If you are running from the eLog you do not need to modify the first section at all, unless you want to provide a title for your experiment. You may want to adjust the task_timeout if you believe some of your Tasks are long running. It is in units of seconds. You can change the work_dir parameter if you want to write output to some other location, when running the setup script it will be automatically set to your experiment results folder.

The provided comments and Task name should be enough to get you started. If there are any questions, first try running the utilities described below, then refer to the more in depth usage manual on Task configuration located in this documentation. Contact the maintainers if anything is still unclear.

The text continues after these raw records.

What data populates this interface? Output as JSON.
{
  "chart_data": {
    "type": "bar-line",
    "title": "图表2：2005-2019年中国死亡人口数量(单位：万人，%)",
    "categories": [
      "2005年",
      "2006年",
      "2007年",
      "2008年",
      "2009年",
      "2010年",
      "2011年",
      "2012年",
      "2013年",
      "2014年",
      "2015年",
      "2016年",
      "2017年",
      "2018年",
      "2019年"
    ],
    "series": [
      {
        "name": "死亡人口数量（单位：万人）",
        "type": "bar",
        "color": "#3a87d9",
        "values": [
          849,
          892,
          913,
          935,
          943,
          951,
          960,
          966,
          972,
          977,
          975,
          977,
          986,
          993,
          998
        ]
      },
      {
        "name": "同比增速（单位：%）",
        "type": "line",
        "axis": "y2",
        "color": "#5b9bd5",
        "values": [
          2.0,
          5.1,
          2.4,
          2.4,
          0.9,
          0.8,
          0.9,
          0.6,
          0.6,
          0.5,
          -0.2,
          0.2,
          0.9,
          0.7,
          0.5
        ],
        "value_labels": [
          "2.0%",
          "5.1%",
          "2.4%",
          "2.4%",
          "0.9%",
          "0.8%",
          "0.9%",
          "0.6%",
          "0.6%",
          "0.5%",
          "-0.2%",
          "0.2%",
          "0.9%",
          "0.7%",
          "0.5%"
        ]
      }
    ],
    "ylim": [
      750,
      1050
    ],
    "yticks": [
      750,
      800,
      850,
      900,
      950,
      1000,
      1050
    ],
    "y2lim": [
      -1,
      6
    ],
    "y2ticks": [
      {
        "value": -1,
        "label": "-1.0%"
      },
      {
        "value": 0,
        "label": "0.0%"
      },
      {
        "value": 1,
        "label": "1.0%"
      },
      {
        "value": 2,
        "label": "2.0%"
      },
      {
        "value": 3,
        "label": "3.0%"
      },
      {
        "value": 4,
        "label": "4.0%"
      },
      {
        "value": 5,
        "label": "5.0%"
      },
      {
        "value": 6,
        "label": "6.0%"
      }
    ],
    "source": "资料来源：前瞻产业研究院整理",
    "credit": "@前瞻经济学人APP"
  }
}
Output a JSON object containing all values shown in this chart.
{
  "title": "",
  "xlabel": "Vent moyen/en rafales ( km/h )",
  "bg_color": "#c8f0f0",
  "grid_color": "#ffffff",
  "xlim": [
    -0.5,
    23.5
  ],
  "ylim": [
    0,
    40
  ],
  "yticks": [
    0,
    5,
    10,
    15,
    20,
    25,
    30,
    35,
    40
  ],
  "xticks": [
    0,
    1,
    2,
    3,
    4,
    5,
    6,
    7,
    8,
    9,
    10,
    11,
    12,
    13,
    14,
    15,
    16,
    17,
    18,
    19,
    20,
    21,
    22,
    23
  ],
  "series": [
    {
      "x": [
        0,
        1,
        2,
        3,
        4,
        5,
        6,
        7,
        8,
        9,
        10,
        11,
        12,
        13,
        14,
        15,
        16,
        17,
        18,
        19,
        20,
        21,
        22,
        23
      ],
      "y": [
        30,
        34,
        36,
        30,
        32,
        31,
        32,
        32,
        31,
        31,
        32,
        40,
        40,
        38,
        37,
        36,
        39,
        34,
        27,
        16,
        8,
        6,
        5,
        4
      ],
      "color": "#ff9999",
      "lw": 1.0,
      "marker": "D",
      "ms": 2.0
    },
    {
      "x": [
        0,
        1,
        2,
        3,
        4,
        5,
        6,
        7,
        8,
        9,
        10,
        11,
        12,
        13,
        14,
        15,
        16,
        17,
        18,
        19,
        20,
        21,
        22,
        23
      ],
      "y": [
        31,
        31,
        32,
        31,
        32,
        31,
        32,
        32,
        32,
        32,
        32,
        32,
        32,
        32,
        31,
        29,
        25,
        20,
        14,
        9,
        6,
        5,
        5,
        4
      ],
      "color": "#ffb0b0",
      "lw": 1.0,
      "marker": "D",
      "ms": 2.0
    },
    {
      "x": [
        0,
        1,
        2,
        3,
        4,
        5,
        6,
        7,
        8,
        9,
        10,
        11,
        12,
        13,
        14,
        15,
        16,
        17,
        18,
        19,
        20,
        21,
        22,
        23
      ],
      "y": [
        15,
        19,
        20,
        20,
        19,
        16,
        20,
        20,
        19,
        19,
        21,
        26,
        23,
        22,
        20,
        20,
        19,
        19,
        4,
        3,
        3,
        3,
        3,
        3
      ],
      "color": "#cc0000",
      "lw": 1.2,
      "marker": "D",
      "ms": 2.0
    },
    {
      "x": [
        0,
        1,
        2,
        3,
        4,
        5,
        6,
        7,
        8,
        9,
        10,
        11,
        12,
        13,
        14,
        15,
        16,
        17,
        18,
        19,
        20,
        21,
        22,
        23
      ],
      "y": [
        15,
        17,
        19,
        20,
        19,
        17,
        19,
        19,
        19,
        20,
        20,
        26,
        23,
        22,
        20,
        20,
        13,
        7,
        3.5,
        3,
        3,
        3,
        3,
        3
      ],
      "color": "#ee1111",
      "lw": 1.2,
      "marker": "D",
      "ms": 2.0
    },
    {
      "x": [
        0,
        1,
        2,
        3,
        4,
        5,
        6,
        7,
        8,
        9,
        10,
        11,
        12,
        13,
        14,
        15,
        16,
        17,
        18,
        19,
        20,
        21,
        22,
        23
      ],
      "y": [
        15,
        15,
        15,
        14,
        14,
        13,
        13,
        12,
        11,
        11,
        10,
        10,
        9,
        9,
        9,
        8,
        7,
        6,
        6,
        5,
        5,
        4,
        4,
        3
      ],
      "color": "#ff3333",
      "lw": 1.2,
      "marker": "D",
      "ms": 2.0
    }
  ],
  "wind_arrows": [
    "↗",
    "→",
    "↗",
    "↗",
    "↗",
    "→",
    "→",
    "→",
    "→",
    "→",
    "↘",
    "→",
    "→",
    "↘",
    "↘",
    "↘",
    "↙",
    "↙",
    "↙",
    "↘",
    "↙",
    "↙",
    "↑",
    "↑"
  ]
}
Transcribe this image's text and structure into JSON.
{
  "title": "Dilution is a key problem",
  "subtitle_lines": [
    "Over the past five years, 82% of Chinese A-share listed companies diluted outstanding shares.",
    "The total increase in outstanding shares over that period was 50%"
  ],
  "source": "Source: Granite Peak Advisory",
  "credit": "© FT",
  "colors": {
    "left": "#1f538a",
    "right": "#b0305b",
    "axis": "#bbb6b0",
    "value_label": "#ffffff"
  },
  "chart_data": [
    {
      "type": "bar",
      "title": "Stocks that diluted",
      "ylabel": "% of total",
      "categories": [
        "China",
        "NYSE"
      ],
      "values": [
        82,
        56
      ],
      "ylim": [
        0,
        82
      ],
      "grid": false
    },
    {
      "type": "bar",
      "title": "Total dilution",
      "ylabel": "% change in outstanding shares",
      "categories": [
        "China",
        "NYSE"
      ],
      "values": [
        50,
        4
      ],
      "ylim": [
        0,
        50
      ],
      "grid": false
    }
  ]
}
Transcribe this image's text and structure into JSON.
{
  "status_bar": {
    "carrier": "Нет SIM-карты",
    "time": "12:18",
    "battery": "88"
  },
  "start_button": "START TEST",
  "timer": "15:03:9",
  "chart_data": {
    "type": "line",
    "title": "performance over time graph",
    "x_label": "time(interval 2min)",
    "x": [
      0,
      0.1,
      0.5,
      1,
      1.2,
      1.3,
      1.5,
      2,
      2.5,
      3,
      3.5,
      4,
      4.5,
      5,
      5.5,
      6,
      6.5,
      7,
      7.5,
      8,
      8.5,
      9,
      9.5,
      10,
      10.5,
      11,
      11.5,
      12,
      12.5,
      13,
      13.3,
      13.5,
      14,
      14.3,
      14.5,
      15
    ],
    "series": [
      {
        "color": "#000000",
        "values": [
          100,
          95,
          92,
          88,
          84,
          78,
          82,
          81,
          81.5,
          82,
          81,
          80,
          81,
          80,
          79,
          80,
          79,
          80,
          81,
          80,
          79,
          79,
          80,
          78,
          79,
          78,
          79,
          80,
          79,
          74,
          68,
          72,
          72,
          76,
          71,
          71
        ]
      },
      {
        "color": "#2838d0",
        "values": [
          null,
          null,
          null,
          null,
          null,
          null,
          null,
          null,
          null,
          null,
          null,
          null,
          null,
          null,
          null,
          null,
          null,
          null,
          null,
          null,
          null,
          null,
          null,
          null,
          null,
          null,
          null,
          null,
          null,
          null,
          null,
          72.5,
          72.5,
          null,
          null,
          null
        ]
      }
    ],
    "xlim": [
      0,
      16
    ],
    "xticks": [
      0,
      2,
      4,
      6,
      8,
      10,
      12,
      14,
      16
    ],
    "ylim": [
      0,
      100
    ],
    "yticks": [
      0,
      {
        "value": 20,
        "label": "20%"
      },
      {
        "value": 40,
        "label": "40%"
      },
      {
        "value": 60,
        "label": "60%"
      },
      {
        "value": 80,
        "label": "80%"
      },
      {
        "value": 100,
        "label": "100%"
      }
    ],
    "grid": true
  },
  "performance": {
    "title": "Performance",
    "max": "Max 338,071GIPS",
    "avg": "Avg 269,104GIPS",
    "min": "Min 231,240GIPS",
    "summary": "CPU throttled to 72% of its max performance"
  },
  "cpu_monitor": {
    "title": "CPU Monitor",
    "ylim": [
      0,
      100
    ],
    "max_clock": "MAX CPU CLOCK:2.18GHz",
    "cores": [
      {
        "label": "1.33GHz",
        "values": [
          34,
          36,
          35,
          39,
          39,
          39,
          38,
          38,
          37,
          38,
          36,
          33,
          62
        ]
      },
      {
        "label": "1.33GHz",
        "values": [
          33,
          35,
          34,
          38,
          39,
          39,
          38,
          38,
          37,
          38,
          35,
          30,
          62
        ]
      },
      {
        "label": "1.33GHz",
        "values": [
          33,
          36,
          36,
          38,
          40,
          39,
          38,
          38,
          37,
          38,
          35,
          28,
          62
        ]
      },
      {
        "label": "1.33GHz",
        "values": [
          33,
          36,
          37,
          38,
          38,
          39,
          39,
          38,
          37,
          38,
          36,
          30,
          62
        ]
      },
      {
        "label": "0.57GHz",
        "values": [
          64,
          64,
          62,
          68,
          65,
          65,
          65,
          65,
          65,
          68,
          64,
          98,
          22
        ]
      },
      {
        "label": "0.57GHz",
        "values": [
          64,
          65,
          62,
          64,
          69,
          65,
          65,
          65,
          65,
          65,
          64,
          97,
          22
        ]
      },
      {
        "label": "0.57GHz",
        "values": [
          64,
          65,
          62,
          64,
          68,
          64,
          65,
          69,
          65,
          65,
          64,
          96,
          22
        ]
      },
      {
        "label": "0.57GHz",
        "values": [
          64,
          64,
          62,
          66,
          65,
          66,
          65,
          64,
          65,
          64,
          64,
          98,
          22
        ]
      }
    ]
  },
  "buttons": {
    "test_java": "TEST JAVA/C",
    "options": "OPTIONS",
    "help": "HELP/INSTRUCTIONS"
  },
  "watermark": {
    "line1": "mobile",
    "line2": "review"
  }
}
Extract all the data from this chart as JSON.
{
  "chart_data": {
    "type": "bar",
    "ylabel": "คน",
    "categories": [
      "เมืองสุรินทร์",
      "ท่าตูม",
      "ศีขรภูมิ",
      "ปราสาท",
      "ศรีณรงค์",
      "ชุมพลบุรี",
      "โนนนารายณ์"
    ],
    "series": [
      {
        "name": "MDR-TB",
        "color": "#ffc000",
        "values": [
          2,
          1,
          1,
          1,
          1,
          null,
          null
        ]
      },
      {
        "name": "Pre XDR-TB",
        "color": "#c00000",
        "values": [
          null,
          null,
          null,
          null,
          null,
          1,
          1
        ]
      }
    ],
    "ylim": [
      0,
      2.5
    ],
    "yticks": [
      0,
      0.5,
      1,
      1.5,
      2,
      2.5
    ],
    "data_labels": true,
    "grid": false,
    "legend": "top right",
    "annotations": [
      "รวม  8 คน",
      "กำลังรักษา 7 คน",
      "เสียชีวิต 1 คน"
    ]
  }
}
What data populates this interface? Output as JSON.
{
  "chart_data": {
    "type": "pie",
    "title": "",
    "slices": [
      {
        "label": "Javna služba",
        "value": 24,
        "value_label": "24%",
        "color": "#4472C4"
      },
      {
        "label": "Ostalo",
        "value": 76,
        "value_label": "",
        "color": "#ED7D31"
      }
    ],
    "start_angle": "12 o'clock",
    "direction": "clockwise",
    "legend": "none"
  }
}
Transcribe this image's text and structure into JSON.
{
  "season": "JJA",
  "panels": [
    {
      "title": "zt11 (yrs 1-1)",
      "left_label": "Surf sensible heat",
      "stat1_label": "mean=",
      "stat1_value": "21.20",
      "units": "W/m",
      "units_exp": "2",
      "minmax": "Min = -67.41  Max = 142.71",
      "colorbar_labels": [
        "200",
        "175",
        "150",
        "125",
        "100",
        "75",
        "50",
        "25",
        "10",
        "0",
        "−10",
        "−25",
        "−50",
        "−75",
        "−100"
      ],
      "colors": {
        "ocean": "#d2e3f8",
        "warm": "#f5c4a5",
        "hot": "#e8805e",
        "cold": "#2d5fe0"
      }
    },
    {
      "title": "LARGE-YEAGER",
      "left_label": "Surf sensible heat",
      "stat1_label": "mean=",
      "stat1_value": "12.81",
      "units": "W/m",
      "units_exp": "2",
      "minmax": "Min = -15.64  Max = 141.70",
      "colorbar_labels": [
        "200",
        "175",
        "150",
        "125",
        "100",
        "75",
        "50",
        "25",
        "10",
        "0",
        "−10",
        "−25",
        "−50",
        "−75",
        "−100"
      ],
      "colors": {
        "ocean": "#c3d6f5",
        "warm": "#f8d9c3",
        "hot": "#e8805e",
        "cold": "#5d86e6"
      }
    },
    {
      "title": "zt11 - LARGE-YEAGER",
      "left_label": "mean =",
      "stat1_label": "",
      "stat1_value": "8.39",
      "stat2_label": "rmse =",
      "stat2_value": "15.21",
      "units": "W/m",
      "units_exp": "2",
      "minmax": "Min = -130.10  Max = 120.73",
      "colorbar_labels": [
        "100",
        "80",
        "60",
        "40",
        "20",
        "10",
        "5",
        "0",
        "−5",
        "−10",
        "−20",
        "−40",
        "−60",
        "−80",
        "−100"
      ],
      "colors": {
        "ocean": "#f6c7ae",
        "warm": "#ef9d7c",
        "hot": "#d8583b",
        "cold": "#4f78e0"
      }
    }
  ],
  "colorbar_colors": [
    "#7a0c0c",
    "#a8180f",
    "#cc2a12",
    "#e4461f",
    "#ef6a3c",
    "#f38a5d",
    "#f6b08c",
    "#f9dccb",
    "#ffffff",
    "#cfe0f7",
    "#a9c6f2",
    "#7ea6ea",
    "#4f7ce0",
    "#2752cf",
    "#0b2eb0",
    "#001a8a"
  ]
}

If you are attempting to create a configuration file from scratch refer first to the usage manual.

A note on utilties

In the utilities directory (in the main lute directory) there are two useful programs to provide assistance with using the software:

utilities/dbview: LUTE stores all parameters for every analysis routine it runs (as well as results) in a database. This database is stored in the work_dir defined in the YAML file. The dbview utility is a TUI application (Text-based user interface) which runs in the terminal. It allows you to navigate a LUTE database using the arrow keys, etc. Usage is: utilities/dbview -p <path/to/lute.db>. You will only have a database after your first managed Task completes (whether it succeeds or not). (NOTE: If using the new database specification v0.2, you can additionally pass the --summarize option to utilities/dbview. This will pivot and reorganize the data since the table structure is harder to parse at a glance in the new specification.)
utilities/lute_help: This utility provides help and usage information for running LUTE software. It provides access to parameter descriptions to assist in properly filling out a configuration YAML. It's usage is described in slightly more detail in the Usage Manual. Briefly you can run lute_help -t <TaskName> to retrieve parameters for a single Task (to put in your configuration YAML), or lute_help -l to list all Tasks (and their associated managed Tasks).